Según el expediente, sustentado en indagatorias de la DEA, el gobernador y colaboradores cercanos habrían facilitado el traslado de drogas como fentanilo, cocaína, heroína y metanfetamina hacia Estados Unidos, con el respaldo de la facción conocida como “Los Chapitos”, la cual presuntamente habría aportado recursos económicos y apoyo operativo a cambio de protección.
En la misma causa se menciona a exfuncionarios y mandos de seguridad, entre ellos Enrique Inzunza Cázarez, Dámaso Castro Zaavedra y el comandante Juan Valenzuela Millán, alias “Juanito”, quienes también enfrentarían cargos por conspiración y delitos relacionados con armas.

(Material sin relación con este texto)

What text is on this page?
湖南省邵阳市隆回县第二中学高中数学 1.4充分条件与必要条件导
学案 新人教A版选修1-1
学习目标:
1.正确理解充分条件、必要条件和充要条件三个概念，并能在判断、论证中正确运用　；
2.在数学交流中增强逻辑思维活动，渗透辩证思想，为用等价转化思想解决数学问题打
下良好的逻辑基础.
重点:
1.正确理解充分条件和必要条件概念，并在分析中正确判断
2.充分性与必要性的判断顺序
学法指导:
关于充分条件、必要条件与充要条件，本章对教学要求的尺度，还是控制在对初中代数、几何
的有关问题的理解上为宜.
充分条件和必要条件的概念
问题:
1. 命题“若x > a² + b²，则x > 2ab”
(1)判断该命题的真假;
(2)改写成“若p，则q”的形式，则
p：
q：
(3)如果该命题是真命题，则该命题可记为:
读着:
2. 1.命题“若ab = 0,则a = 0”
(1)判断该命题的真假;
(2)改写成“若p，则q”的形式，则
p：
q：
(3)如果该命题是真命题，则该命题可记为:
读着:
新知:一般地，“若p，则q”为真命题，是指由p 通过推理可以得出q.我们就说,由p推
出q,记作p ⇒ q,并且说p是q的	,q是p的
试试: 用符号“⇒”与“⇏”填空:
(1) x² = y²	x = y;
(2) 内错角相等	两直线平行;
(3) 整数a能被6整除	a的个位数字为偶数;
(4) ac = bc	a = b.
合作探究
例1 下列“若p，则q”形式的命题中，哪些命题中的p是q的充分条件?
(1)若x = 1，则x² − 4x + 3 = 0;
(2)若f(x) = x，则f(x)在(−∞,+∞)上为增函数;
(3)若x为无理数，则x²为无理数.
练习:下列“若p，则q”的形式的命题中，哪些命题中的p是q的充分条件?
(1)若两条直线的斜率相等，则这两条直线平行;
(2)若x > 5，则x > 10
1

De acuerdo con la legislación estadounidense, las penas podrían alcanzar la cadena perpetua en caso de comprobarse los señalamientos.
Como antecedente, se ha señalado que el gobierno de Estados Unidos retiró la visa al mandatario desde el año pasado en el marco de esta investigación.
Tras darse a conocer la acusación, Rocha Moya negó los hechos y calificó el proceso como un ataque político, asegurando que demostrará su inocencia.
En paralelo, en México ya existían denuncias previas ante la Fiscalía General de la República por posibles vínculos con la delincuencia organizada, mientras que la Secretaría de Relaciones Exteriores confirmó que hay una solicitud de extradición en revisión, a la espera de que se integren pruebas suficientes.
El caso perfila un escenario de alta tensión política y jurídica, con posibles implicaciones en la relación bilateral entre México y Estados Unidos en materia de seguridad.